[ Tuesday, April 20, 2021 ]



Chapter 2: The Dynamic Tension Between Privacy and Good Healthcare.

 Everyone knows that healthcare information deserves privacy.  That’s not a new idea: the Hippocratic Oath contains a specific provision to “not repeat” and “keep sacred and secret” whatever a physician learns about his patients.  In fact, there was a fair amount of questioning and pushback from participants in the healthcare industry reflecting the initial push for HIPAA: “we already practice pretty good privacy, why do we have to do this?”

 That does beg the question a bit.  Even if the vast majority of healthcare industry participants are very good in their privacy practices, there are still some that aren’t, and rules are necessary.  Most of the existing rules also impact specific roles, persons, or entities: doctors, nurses, and other licensed professionals usually have either a code of ethics or a statutory requirement to maintain privacy and confidentiality; likewise, hospitals and other licensed facilities usually are subject to specific legal privacy requirements as a part of their licensing or accreditation process.  So the industry isn’t stingy with privacy by nature, but because it’s legally demanded.

 Additionally, the industry was definitely in flux in the late 20th Century (and still is today; isn’t it always?), and there were many more industry participants entering the healthcare ecosphere, many without specific privacy rules applicable to them.  Data processors don’t generally have privacy laws applicable to them, nor do billing companies or other vendors.  Plus, having a national standard for the entire industry is a pretty compelling argument; why should the citizens of Arkansas have a different privacy standard than the citizens of Wyoming?

 (There are more reasons than this, but I’ll dig into them a little more deeply in Chapters 3 and 4.)

 But that’s not exactly the point I’d like to make here.  What I want to point out here is that all things taken to an extreme can be bad, and that includes privacy.  Can you have too much privacy?  Yes, in fact, you can. 

 Sometimes, too much privacy is just a big inconvenience.  Here’s an experiment for you: set all the privacy settings on your web browser to the most extreme level: no cookies, no popups, no location sharing, etc.  You’ll find that you have to enter information every time you access a site.  You might lose your browsing history.  It becomes very annoying to look for sites you’ve recently seen and either have to enter a password or take some other step to get in.  That’s just an example.

 But there’s a specific issue with medical privacy: if you want perfect medical privacy, then nobody should know any of your medical information.  Your high blood pressure reading is your own private information, and nobody should know it.  Not even your doctor.  Wait, how can your doctor treat you if he doesn’t have your information? 

 That’s the issue: the most extreme level of privacy would not just prevent your medical information from being used in ways you don’t want, it would also prevent it from being used in ways you DO want.  In other words, perfect privacy would eliminate your receipt of any healthcare services, other than what you can do yourself.  If you’re the only one who knows you have high blood pressure, then you’re the only one who can treat it.  Good luck with that. 

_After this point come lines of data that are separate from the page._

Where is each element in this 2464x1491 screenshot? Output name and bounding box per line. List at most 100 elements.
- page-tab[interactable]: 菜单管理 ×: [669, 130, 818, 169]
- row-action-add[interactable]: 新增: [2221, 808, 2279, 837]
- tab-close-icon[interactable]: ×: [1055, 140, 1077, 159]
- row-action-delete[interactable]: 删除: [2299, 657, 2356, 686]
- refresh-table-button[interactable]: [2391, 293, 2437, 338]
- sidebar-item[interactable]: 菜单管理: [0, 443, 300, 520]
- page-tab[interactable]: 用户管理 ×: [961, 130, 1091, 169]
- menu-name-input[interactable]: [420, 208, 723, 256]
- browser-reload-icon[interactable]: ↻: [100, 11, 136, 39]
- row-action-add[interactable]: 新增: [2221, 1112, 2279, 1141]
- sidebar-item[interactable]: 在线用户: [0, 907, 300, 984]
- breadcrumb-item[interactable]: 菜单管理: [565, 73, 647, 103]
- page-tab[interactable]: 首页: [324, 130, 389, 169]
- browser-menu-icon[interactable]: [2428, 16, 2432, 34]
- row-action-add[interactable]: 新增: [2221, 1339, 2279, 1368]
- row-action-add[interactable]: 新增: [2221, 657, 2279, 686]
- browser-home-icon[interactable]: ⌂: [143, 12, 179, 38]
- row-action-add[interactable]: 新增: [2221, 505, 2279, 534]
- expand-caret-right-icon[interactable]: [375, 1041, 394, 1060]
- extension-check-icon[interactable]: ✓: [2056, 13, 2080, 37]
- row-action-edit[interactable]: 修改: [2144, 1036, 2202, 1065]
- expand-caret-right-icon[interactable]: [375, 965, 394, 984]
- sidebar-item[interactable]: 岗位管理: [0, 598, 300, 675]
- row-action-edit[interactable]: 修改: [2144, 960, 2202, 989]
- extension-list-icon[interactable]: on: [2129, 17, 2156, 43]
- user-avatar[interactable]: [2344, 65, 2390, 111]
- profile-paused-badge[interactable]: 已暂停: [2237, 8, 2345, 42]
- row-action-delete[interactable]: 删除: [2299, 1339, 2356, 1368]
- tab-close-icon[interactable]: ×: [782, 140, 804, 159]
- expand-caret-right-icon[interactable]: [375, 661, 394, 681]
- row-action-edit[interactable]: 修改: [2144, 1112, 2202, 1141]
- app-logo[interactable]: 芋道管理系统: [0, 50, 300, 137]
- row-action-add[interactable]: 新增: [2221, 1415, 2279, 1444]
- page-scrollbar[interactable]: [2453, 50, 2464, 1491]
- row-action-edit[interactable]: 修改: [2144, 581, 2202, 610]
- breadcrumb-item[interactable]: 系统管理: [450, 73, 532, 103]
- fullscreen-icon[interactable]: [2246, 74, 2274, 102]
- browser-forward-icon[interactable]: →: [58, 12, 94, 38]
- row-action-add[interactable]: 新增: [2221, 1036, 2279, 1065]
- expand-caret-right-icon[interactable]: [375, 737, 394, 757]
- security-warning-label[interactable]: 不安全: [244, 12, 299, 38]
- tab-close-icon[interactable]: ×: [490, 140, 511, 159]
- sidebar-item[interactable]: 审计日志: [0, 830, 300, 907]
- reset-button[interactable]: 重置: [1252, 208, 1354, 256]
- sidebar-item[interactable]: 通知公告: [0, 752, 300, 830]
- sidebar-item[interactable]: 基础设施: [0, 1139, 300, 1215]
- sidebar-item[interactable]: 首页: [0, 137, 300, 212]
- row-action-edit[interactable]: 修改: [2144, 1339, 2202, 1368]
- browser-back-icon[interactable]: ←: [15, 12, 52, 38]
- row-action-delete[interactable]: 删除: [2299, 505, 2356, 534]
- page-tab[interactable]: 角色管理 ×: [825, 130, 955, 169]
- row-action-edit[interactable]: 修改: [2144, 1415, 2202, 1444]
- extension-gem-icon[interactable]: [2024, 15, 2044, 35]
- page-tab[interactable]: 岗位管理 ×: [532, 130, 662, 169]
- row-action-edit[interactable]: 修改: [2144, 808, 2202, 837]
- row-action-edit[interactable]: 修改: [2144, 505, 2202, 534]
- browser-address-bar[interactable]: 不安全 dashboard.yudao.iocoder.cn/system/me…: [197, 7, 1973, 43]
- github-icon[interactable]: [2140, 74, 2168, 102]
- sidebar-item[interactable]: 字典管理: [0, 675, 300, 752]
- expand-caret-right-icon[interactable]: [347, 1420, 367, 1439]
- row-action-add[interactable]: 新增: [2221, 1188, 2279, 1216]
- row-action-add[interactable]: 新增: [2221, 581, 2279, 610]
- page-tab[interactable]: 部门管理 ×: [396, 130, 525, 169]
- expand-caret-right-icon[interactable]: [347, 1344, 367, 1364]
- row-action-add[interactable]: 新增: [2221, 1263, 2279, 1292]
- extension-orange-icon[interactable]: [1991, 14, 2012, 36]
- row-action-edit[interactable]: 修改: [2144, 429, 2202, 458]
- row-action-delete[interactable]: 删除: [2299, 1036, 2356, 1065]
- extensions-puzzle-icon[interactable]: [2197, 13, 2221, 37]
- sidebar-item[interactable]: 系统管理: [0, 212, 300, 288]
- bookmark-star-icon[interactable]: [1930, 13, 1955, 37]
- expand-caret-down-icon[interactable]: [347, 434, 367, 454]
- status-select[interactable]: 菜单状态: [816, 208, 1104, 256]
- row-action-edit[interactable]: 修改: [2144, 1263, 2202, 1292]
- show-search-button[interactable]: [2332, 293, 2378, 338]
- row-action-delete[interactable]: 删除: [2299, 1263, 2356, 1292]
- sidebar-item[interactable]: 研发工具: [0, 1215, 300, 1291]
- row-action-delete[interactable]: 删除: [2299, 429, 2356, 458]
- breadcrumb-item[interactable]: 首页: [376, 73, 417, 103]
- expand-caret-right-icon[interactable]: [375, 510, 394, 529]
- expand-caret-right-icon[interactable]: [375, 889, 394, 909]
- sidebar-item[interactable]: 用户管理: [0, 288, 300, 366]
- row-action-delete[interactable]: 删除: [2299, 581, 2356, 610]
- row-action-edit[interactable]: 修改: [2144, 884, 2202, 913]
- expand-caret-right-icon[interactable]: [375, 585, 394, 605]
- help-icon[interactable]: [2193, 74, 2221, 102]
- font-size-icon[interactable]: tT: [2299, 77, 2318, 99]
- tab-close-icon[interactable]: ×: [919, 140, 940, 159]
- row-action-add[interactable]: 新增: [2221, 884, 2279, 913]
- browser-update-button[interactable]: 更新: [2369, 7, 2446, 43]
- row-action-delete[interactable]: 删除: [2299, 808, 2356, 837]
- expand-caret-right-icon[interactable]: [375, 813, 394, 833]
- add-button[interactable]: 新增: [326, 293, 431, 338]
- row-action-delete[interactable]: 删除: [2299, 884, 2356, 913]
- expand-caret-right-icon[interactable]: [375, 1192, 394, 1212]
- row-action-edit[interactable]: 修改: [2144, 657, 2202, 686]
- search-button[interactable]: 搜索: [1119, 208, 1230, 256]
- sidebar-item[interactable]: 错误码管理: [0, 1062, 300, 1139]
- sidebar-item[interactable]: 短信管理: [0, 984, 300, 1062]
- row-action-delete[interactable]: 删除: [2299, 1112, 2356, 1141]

 On the other hand, if you want the absolute best healthcare, then EVERYONE should know your medical information: crowdsource your cure.  Much medical research, and many medical advancements, have occurred due to the amalgamation of enough information to identify patterns, form a hypothesis, test it, and determine the cause a disease and its cure.  Google “Broad Street Pump,” and read the story of how Dr. John Snow used a dot map to prove that a particular pump was the source of water that spread cholera through SoHo in London.  The fact that those individuals had died of cholera was PHI, but because Dr. Snow had access to it, he saved many more.

 In that vein, there’s probably someone out there in the world with your exact condition; in a realm of zero privacy, you could find out what that person was doing (and vice versa), and each of you would benefit from better healthcare. 

 In other words, perfect medical record privacy would virtually eliminate healthcare, while a perfect lack or privacy would dramatically improve healthcare.  Perfect healthcare and perfect privacy are in an oppositional tension.  Or, expressed as a continuum:

Perfect Healthcare   ß------------------------à Perfect Privacy

 Why does this matter?  If HIPAA’s privacy protections go so far as to impede good healthcare, the result is not worth it.  Instead, HIPAA’s privacy protections must be balanced against the fact that the healthcare universe needs your private information to work. 

 Does HIPAA achieve this balance?  I think it does a pretty good job.  It’s not perfect, and never will be: the balance is always shifting as circumstances change.  But structurally, at its core (as I’ll discus more in the next 3 chapters), with its built-in reasonableness and scalability requirements, HIPAA is built to do just this.